Night Shift Workers Have a Higher Risk of Breast Cancer; beware

Higher Risk of Breast Cancer on Night Shift Workers


According to a Canadian medical review, as reported by cbc.ca, someone who works on the night shift activities have a risk of breast cancer is greater than those who did not. The conclusion of the review is not just geared specifically for women workers, considering the men also have the possibility of breast cancer as women.

However, if the conclusions of the review right? Then, how can work at night increases a person's risk of developing breast cancer?

The above conclusion has been demonstrated by previous studies by The World Health Organization's International Agency for Research on Cancer (IARC) which revealed that the hours of work a person can be carcinogenic (causing toxic or poison). However, the lack of evidence in previous research as well as the narrowness of sorts respondents were involved - previous studies have only examined the nurses who undergo regular night shift - making Prof. Kristan Aronson from Queen's University in Kingston decided to design a new study.

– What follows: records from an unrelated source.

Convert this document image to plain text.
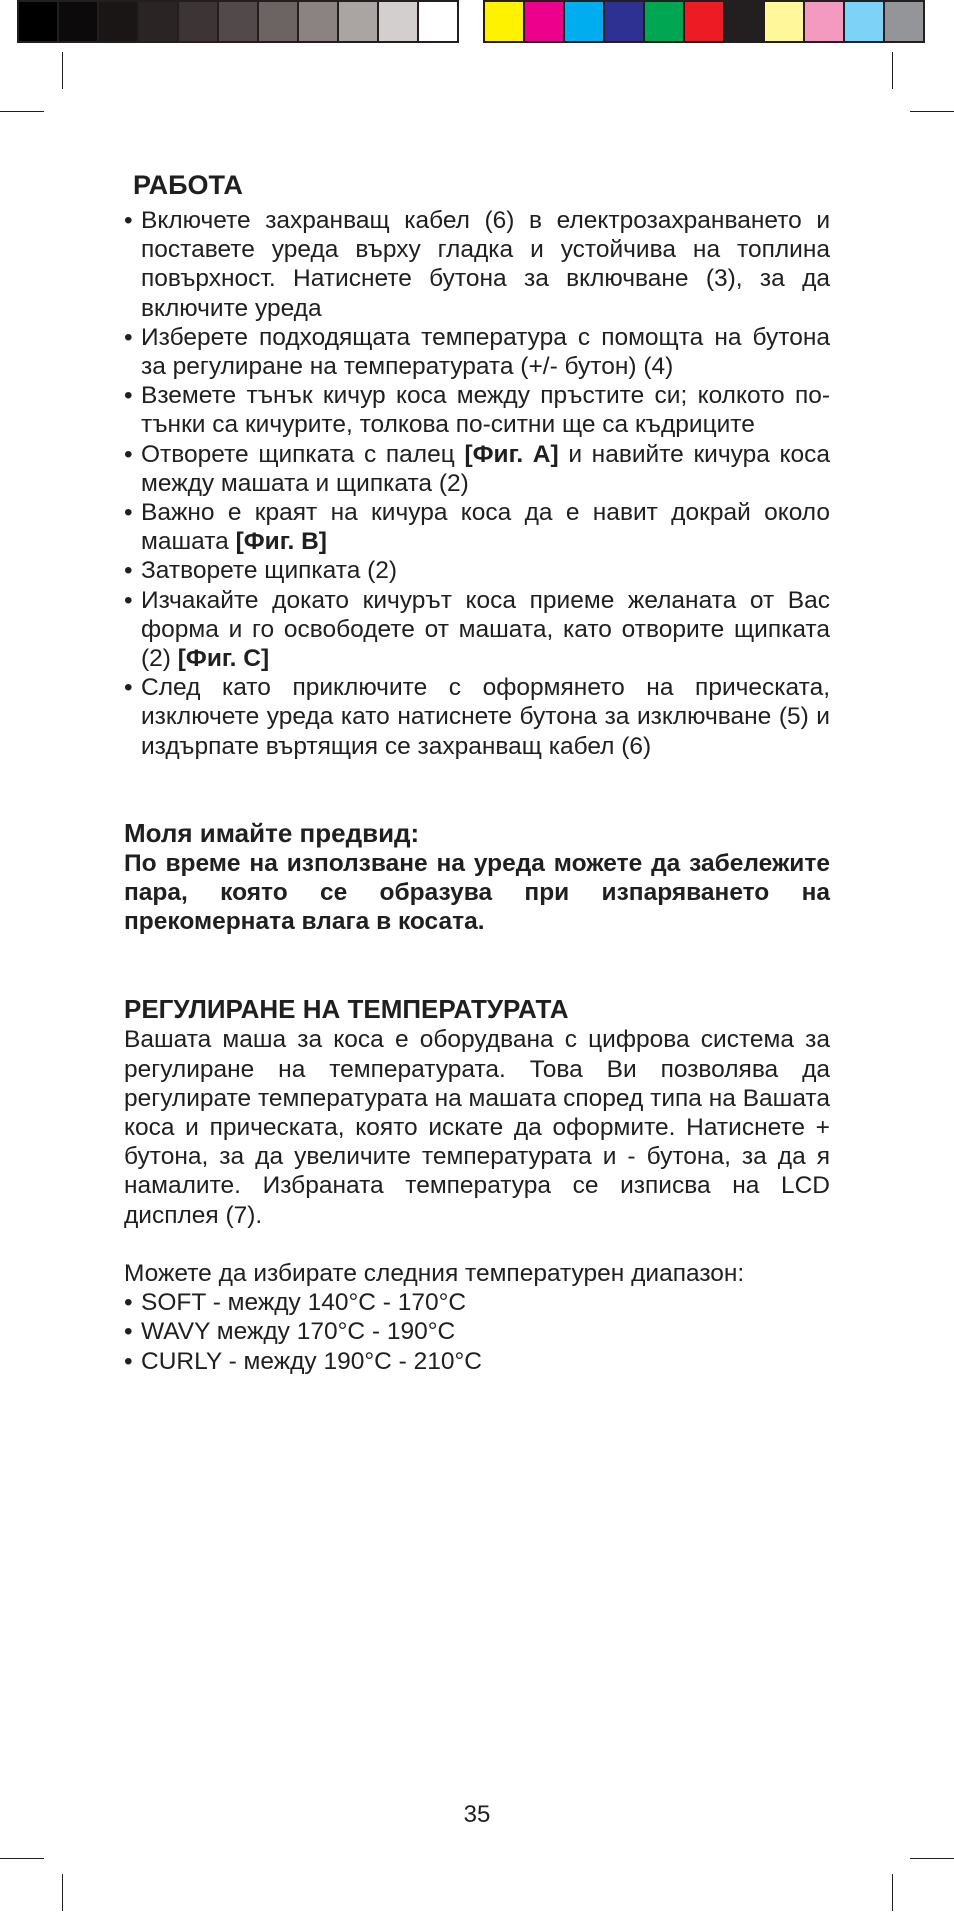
РАБОТА
• Включете захранващ кабел (6) в електрозахранването и поставете уреда върху гладка и устойчива на топлина повърхност. Натиснете бутона за включване (3), за да включите уреда
• Изберете подходящата температура с помощта на бутона за регулиране на температурата (+/- бутон) (4)
• Вземете тънък кичур коса между пръстите си; колкото по-тънки са кичурите, толкова по-ситни ще са къдриците
• Отворете щипката с палец [Фиг. A] и навийте кичура коса между машата и щипката (2)
• Важно е краят на кичура коса да е навит докрай около машата [Фиг. B]
• Затворете щипката (2)
• Изчакайте докато кичурът коса приеме желаната от Вас форма и го освободете от машата, като отворите щипката (2) [Фиг. C]
• След като приключите с оформянето на прическата, изключете уреда като натиснете бутона за изключване (5) и издърпате въртящия се захранващ кабел (6)
Моля имайте предвид:

По време на използване на уреда можете да забележите пара, която се образува при изпаряването на прекомерната влага в косата.

РЕГУЛИРАНЕ НА ТЕМПЕРАТУРАТА

Вашата маша за коса е оборудвана с цифрова система за регулиране на температурата. Това Ви позволява да регулирате температурата на машата според типа на Вашата коса и прическата, която искате да оформите. Натиснете + бутона, за да увеличите температурата и - бутона, за да я намалите. Избраната температура се изписва на LCD дисплея (7).

Можете да избирате следния температурен диапазон:

• SOFT - между 140°C - 170°C
• WAVY между 170°C - 190°C
• CURLY - между 190°C - 210°C
35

In the new study involving 1100 workers Aronson women diagnosed with breast cancer and 1100 other without previous diagnosis. Although this study include factors such as reproductive patterns, lifestyle and body mass of each - each respondent, this research still focuses on whether the curfew affecting an increasing one's risk of breast cancer.

A hypothesis can finally be concluded from the study by Aronson. The conclusion states that a woman who works at night and spent his days sleeping or outside activity had a greater risk of breast cancer. That's because the lack of production of the hormone melatonin - the hormone anti cancer - due to lack of sun exposure that he got.